Putting this out there for all other beginners so we can all learn together (that’s what GANs’ all about eh!). Legit machine learners out there, please feel free to correct me!!


This is 2017, the second week of December, and Christmas is in the air - literally, for it was the Christmas decor hanging in the air that made me go:

“HEY! Why don’t I create a CHRISTMAS CARD GENERATOR? Then we’ll have endless Christmas cards forever more!!!”

Xmas_Card Credits: http://howtochristmas.co.uk/wp-content/uploads/2014/10/cards-hanging-display_20883838.jpg

Crazily enough (haha) there was support from the groun (read: prof and fellow classmates), and it is from them I first discovered the magical world of GANs - Generative Adversarial Networks.

And so it begins…


Step 1 - What are GANs?!

Imagine two machines: machine one is trying to create fake money and bluff machine two into thinking it is real money.

The catch? At the beginning, neither knows what is real and what is fake! Only I know the real answer (muahaha).

1) Machine one creates a fake 5 dollar note, and I take a real 5 dollar note out of my wallet. 2) We randomly give one of the 5 dollar notes to machine two. 3) Machine two evaluates the 5 dollar note given to him and decides whether it is real or fake. 4) I reveal the true answer! 5) Rinse and repeat.

Over time, machine one learns to make fake notes that look more real, and machine two learns what is not real.

GAN Credits: https://www.kdnuggets.com/2017/01/generative-adversarial-networks-hot-topic-machine-learning.html

Let’s take a minute here to applause Ian Goodfellow for introducing this incredible system to the world in 2014! claps

The above is a very simplistic explanation - many others have put out more detailed ones, take a read around! And yes, I did start with just this very basic understanding… gulps.


Step 2 - Getting the images

Alright I’m pretty excited to jump right in - LET’S GET INTO THE IMAGES!! Wait a minute - as I’m scrolling through potential images, I realise…

Obstacle 1 : My images have WORDS.

Takeaway 1 : Keep it simple. Do pure images OR pure words. Mix = gonna take a looong time…

A lot of Christmas cards have words. Like, I mean, who doesn’t write ‘Merry Christmas’ on the front of a card?! It’s a GREETING card for heaven’s sake.

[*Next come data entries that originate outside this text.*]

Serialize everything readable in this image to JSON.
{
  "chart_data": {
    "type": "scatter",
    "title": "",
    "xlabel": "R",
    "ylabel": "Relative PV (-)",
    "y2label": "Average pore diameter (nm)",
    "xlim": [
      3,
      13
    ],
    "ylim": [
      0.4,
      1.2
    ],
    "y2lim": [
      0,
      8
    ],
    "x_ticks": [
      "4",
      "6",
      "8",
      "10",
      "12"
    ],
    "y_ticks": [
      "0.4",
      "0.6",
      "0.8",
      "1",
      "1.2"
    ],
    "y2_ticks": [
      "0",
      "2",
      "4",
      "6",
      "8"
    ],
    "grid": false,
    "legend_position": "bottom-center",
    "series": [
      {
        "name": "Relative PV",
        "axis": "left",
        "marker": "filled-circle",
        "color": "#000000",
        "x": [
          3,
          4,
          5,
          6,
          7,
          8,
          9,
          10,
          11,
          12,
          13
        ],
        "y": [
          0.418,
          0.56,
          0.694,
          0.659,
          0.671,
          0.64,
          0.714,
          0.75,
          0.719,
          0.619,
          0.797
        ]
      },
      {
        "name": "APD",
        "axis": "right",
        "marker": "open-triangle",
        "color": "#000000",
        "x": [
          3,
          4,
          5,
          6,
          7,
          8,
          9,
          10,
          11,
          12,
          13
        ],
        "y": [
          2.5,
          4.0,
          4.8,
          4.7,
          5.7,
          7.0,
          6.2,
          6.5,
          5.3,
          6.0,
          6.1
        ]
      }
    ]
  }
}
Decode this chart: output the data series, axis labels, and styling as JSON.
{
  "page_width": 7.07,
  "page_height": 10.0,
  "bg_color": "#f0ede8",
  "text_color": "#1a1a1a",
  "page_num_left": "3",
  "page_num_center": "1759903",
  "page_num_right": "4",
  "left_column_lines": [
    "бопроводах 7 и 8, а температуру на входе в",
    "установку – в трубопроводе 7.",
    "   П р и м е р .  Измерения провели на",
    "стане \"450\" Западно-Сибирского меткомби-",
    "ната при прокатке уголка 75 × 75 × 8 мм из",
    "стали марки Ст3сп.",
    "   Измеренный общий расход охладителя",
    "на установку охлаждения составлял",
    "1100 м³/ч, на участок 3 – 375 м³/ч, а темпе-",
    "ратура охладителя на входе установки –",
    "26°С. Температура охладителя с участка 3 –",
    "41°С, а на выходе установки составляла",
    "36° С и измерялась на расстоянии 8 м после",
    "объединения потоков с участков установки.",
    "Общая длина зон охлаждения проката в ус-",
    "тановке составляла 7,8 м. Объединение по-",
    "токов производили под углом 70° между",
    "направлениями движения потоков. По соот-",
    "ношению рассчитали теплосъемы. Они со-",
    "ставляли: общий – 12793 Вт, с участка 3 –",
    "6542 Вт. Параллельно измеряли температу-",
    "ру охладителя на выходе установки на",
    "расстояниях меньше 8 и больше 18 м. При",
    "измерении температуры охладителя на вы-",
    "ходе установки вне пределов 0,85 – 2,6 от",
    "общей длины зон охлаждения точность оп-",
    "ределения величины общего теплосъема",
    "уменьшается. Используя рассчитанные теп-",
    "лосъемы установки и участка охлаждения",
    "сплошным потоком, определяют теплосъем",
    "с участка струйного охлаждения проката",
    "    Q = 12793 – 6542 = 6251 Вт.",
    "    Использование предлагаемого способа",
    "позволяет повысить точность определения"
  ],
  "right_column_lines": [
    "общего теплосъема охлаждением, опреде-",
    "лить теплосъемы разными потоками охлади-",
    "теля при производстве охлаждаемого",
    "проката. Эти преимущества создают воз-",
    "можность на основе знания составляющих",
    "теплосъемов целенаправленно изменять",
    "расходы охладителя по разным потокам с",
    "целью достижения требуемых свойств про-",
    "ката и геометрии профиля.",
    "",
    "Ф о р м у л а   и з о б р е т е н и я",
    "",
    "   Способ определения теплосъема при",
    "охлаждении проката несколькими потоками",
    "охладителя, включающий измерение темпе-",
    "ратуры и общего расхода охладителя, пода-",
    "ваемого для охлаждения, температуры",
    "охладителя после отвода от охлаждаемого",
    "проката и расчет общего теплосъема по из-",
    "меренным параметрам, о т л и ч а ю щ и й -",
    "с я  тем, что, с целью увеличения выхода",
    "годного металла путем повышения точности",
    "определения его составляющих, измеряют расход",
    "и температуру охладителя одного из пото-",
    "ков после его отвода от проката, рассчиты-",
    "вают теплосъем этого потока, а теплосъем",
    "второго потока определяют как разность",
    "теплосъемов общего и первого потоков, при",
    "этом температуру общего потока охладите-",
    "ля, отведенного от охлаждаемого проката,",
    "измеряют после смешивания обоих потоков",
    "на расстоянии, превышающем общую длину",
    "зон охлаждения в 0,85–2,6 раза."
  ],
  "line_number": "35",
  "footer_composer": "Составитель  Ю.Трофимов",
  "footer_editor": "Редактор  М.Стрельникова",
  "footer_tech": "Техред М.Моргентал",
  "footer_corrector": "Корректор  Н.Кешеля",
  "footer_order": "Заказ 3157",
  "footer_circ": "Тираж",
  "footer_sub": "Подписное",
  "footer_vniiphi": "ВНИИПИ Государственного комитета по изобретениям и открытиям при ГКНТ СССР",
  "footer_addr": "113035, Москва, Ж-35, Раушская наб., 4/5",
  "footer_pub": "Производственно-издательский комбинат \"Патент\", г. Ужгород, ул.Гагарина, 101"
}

Me: It’ll be fine, the machine will be smart enough to like, recognise ‘Merry’ as one whole object and like, the snowman as another whole object right? Rest of the world: …No? 1

Ok I mean, technically it’s possible (everything’s possible with AI!!!) but it’s going to be reallyyy painful.

Abandon plan.

PLAN B: I’m going to generate STOCK IMAGES! Like, who wouldn’t want endless free stock images for their websites and everything?! Ok but to generate REAL images… that’s tough. Like, REALLY tough. Maybe I should try this after I actually know what’s going on with GANs.

Abandon plan.

NEW PLAN: I’m going to generate LOGOS! Like, brand logos. Stop paying millions of dollars for a logo guys!! Also, logos have no words. Right? …Right?

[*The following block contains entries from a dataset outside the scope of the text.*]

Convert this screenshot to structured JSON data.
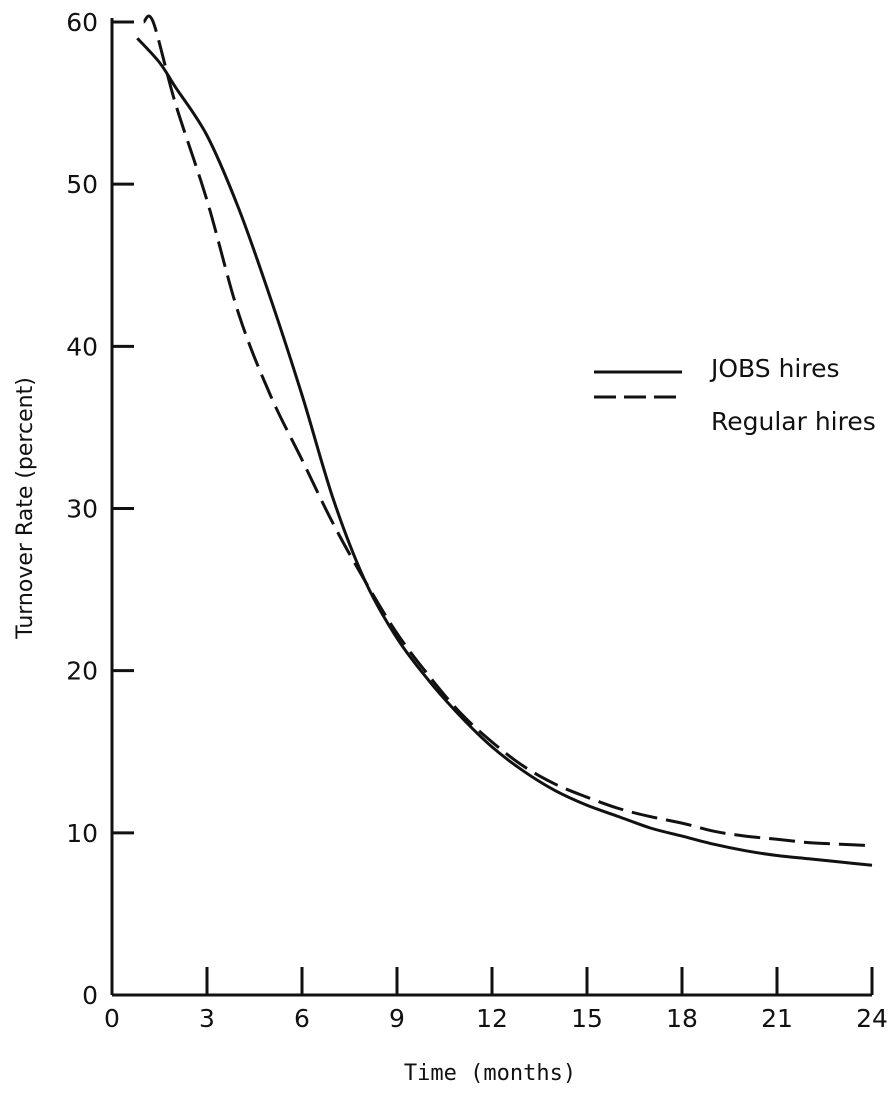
{
  "chart_data": {
    "type": "line",
    "title": "",
    "xlabel": "Time (months)",
    "ylabel": "Turnover Rate (percent)",
    "xlim": [
      0,
      24
    ],
    "ylim": [
      0,
      60
    ],
    "xticks": [
      0,
      3,
      6,
      9,
      12,
      15,
      18,
      21,
      24
    ],
    "yticks": [
      0,
      10,
      20,
      30,
      40,
      50,
      60
    ],
    "xtick_labels": [
      "0",
      "3",
      "6",
      "9",
      "12",
      "15",
      "18",
      "21",
      "24"
    ],
    "ytick_labels": [
      "0",
      "10",
      "20",
      "30",
      "40",
      "50",
      "60"
    ],
    "grid": false,
    "legend_position": "right",
    "series": [
      {
        "name": "JOBS hires",
        "style": "solid",
        "x": [
          0.8,
          1.5,
          2,
          3,
          4,
          5,
          6,
          7,
          8,
          9,
          10,
          11,
          12,
          13,
          14,
          15,
          16,
          17,
          18,
          19,
          20,
          21,
          22,
          23,
          24
        ],
        "y": [
          59,
          57.5,
          56,
          53,
          48.5,
          43,
          37,
          30.5,
          25.5,
          22,
          19.4,
          17.2,
          15.3,
          13.8,
          12.6,
          11.7,
          11,
          10.3,
          9.8,
          9.3,
          8.9,
          8.6,
          8.4,
          8.2,
          8
        ]
      },
      {
        "name": "Regular hires",
        "style": "dashed",
        "x": [
          1,
          1.3,
          2,
          3,
          4,
          5,
          6,
          7,
          8,
          9,
          10,
          11,
          12,
          13,
          14,
          15,
          16,
          17,
          18,
          19,
          20,
          21,
          22,
          23,
          24
        ],
        "y": [
          60,
          60,
          55,
          49,
          42,
          37,
          33,
          29,
          25.5,
          22.3,
          19.7,
          17.4,
          15.6,
          14.1,
          13,
          12.2,
          11.5,
          11,
          10.6,
          10.1,
          9.8,
          9.6,
          9.4,
          9.3,
          9.2
        ]
      }
    ]
  }
}
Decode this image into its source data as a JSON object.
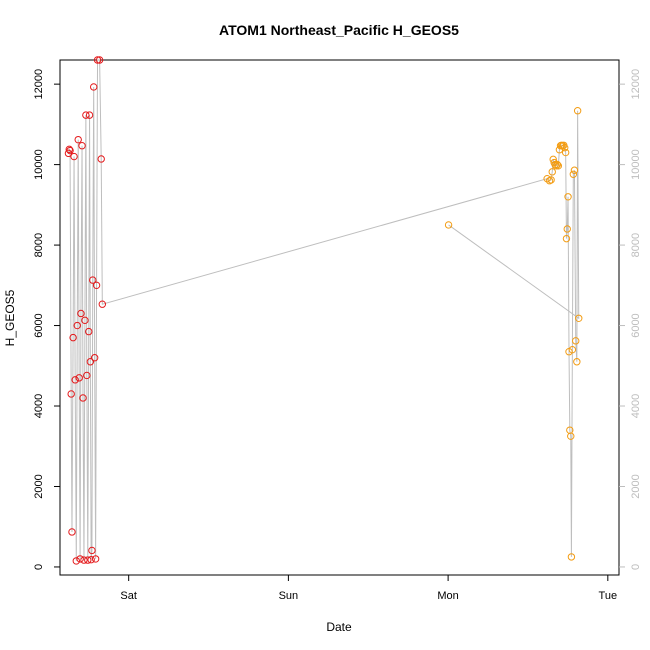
{
  "chart_data": {
    "type": "scatter",
    "title": "ATOM1 Northeast_Pacific H_GEOS5",
    "xlabel": "Date",
    "ylabel": "H_GEOS5",
    "x_unit": "days since Fri 00:00",
    "x_ticks": [
      {
        "label": "Sat",
        "value": 1
      },
      {
        "label": "Sun",
        "value": 2
      },
      {
        "label": "Mon",
        "value": 3
      },
      {
        "label": "Tue",
        "value": 4
      }
    ],
    "xlim": [
      0.57,
      4.07
    ],
    "ylim": [
      -200,
      12600
    ],
    "y_ticks": [
      0,
      2000,
      4000,
      6000,
      8000,
      10000,
      12000
    ],
    "grid": false,
    "line_color": "#bebebe",
    "series": [
      {
        "color": "#e41a1c",
        "points": [
          [
            0.623,
            10280
          ],
          [
            0.628,
            10380
          ],
          [
            0.633,
            10350
          ],
          [
            0.64,
            4300
          ],
          [
            0.645,
            870
          ],
          [
            0.652,
            5700
          ],
          [
            0.658,
            10200
          ],
          [
            0.665,
            4650
          ],
          [
            0.672,
            150
          ],
          [
            0.678,
            6000
          ],
          [
            0.684,
            10620
          ],
          [
            0.69,
            4700
          ],
          [
            0.696,
            200
          ],
          [
            0.701,
            6300
          ],
          [
            0.708,
            10470
          ],
          [
            0.714,
            4200
          ],
          [
            0.72,
            170
          ],
          [
            0.726,
            6130
          ],
          [
            0.732,
            11230
          ],
          [
            0.738,
            4760
          ],
          [
            0.744,
            170
          ],
          [
            0.75,
            5850
          ],
          [
            0.755,
            11230
          ],
          [
            0.76,
            5100
          ],
          [
            0.765,
            180
          ],
          [
            0.77,
            410
          ],
          [
            0.775,
            7130
          ],
          [
            0.781,
            11930
          ],
          [
            0.787,
            5200
          ],
          [
            0.793,
            200
          ],
          [
            0.799,
            7000
          ],
          [
            0.805,
            12600
          ],
          [
            0.818,
            12600
          ],
          [
            0.828,
            10140
          ],
          [
            0.835,
            6530
          ]
        ]
      },
      {
        "color": "#f39c12",
        "points": [
          [
            3.62,
            9650
          ],
          [
            3.635,
            9600
          ],
          [
            3.645,
            9620
          ],
          [
            3.652,
            9820
          ],
          [
            3.658,
            10130
          ],
          [
            3.664,
            10050
          ],
          [
            3.67,
            10000
          ],
          [
            3.677,
            9970
          ],
          [
            3.684,
            10000
          ],
          [
            3.69,
            9970
          ],
          [
            3.697,
            10370
          ],
          [
            3.704,
            10470
          ],
          [
            3.71,
            10480
          ],
          [
            3.717,
            10470
          ],
          [
            3.724,
            10480
          ],
          [
            3.73,
            10420
          ],
          [
            3.736,
            10300
          ],
          [
            3.741,
            8160
          ],
          [
            3.746,
            8400
          ],
          [
            3.751,
            9200
          ],
          [
            3.757,
            5350
          ],
          [
            3.762,
            3400
          ],
          [
            3.768,
            3250
          ],
          [
            3.772,
            250
          ],
          [
            3.778,
            5400
          ],
          [
            3.784,
            9760
          ],
          [
            3.791,
            9860
          ],
          [
            3.799,
            5620
          ],
          [
            3.806,
            5100
          ],
          [
            3.811,
            11340
          ],
          [
            3.818,
            6180
          ],
          [
            3.003,
            8500
          ]
        ]
      }
    ]
  }
}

I convince myself that even if they appear, distorted words in logos are like, cool. So it wouldn’t matter. I pray hard that this will not come back to haunt me later.

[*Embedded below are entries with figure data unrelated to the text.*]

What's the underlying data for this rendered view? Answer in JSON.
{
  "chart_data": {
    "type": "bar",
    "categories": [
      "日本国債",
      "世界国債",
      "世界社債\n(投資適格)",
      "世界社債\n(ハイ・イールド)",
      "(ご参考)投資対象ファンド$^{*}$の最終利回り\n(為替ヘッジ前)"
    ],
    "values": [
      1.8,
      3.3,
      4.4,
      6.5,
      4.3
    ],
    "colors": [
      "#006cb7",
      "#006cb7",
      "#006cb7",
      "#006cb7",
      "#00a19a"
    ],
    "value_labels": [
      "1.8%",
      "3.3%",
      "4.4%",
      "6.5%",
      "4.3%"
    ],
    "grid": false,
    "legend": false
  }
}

Disclaimer - what seemed like split second decisions above, I spent days and nights brainstorming and agonizing over!!!

Obstacle 2 : How many images do I actually need??

Takeaway 2 : Ballpark upwards of 50,000, minimum ~6,000 (take this with a BOWL of salt, I am no expert!!!)

I heavily referenced this question in Quora (lifesaver): https://www.quora.com/How-many-images-required-for-Generative-Adversarial-Nets-GANs

Also saw some projects that managed to generate some good stuff with 10,000 images!

https://github.com/AlexiaJM/Deep-learning-with-cats

Ok this is ~143,000 images but gave us Anime!!! How incredible is this?

[https://github.com/jayleicn/animeGAN] (https://github.com/jayleicn/animeGAN)

If you use only 900 images (see the below pokemon set), you get rough shapes but without details. With more training epoches (rounds), only the shapes and colors look better.

[https://lilianweng.github.io/lil-log/2017/08/20/from-GAN-to-WGAN.html] (https://lilianweng.github.io/lil-log/2017/08/20/from-GAN-to-WGAN.html)

Note: The number I am referring to are UNIQUE images - you may subsequently come across methods that allow for image augmentation (flip, distort, tilt, etc) which can easily increase your number of images by five-fold or more.


To be continued…

Footnotes: 1: Apparently, machines recognise things by their edges - I’m guessing it can begin to recognise each letter separately, and in time to come, recognise ‘Merry’ usually appears as one whole chunk instead of bits and pieces… but that’s going to take a loooong time.